Sam Walsh of Rio Tinto – The Next CIPS President

So Sam Walsh, the just-retired CEO of mining giant Rio Tinto, is to be the next CIPS President. Congratulations to him, and to CIPS for capturing such a high-profile individual for that role. We had our suspicions that he was being groomed since 2013, when he was the recipient of the CIPS “Award for CEO Procurement Champion”, a new award specially created which was pretty clearly subtitled the “Please Be Our President” Award.

We have mixed feelings about this new strategy of having business leaders with some procurement background as CIPS President. Babs Omotowa was the first two years ago, and frankly he made little impact on me as a member. I’m not typical, but is it inspirational for our younger members to see someone who has been, or still is, a CEO in that CIPS role?

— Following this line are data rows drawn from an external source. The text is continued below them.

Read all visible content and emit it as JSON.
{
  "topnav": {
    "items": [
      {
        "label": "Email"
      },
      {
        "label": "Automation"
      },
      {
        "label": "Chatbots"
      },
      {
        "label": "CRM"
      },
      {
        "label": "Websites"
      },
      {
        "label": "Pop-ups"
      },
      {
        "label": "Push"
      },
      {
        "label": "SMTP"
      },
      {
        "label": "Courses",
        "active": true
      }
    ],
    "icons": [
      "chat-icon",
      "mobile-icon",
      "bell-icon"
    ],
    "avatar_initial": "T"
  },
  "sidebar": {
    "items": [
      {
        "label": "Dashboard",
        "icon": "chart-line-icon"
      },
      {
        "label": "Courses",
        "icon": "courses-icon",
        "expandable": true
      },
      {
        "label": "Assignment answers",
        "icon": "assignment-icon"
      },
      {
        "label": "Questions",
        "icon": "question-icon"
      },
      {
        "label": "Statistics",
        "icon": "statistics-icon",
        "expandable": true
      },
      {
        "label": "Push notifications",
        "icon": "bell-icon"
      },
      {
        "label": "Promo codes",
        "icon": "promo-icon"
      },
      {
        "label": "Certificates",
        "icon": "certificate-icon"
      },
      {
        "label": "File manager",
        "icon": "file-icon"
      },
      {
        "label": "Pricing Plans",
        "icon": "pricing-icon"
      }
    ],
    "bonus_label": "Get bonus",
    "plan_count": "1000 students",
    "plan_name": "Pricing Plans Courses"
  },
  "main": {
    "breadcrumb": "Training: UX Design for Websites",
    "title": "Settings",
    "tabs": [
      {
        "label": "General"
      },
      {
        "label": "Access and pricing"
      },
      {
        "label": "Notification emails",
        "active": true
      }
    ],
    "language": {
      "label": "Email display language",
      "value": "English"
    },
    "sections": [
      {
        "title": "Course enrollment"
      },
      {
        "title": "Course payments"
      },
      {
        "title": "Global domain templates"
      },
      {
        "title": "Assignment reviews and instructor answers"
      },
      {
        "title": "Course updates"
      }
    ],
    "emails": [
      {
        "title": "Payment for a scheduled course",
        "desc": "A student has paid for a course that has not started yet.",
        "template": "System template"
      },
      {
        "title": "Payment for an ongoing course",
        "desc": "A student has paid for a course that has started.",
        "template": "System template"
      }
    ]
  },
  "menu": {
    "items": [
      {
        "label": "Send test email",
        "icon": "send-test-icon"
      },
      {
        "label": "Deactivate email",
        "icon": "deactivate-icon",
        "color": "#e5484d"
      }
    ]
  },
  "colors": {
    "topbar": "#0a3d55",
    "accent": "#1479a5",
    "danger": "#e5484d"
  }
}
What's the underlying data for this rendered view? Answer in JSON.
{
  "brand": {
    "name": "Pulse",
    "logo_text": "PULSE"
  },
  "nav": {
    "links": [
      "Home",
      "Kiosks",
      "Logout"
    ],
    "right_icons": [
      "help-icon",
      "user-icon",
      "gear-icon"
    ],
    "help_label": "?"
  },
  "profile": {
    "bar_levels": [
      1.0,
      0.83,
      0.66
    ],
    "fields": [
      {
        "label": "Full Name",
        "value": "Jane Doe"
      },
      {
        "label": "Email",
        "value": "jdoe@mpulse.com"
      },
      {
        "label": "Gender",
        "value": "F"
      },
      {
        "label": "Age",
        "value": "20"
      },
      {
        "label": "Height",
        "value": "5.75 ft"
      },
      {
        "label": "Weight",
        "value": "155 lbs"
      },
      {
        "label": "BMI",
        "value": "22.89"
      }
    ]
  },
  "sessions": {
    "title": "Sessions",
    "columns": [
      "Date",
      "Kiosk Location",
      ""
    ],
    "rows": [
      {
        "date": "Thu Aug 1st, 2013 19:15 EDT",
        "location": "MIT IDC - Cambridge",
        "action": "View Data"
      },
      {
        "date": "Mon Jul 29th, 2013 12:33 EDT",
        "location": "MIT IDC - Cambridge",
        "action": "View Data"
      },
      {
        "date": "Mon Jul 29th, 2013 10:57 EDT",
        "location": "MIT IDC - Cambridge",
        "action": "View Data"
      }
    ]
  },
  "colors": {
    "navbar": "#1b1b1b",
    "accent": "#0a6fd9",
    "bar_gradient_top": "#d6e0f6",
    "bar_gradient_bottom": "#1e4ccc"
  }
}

Or do members feel that they are so much in a different world, they can’t relate to them? I honestly don’t know the answer to that question.

It’s a long time since Walsh actually did a procurement job, although l I fully accept he has been a strong supporter of the profession and has already worked with CIPS in a number of ways.  But let’s be honest here, he was paid $9.1 million in 2015, so he probably doesn’t care too much how I feel. Actually does that make him the most affluent President ever? There’s a good question for discussion in the bar after the next CIPS dinner!

However, whatever the members think, from a CIPS point of view, he will certainly be a positive factor when it comes to winning corporate business. That is such a big part of the Institute’s strategy and earnings these days, and being able to use his connections or just drop his name when it comes to large corporate training and certification projects will undoubtedly be useful. (Incidentally, the CIPS annual report for last year is now available here on the Charity Commission website – we may well comment on that soon). But he will also add some credibility to good causes such as the very worthwhile CIPS campaign against modern slavery.

The good news as a selfish UK member is that Walsh lives in London, not Australia, we understand, and he has just retired from Rio Tinto, so he should have ample time available to fulfil his Presidential duties, although a man of his stature will no doubt have offers of non-exec roles and similar flooding in. Indeed, looking at his Wikipedia page, his life looks pretty crowded already; B20 Anti-Corruption Taskforce (co-chair), chair of Australia-India CEO Forum, trustee of the Royal Opera House …

That does raise one other point. When I was appointed CIPS President back in 2003 (I am younger than Walsh, I should point out quickly…), it was the pinnacle of my professional career, without a doubt. I suspect Richard Masser, David Smith and many others would agree. This is no criticism of him in any sense, but for Sam Walsh, it cannot feel the same.  I’m sure he appreciates it, but after so many other awards, honours and rewards, it cannot mean the same to him as it did to Richard, David, Kim, Jane, Shirley, Les, Craig, Bola and many others, including me.

Anyway, we wish him all the very best for his year, and in a few months’ time perhaps we will get the chance to interview him here as well.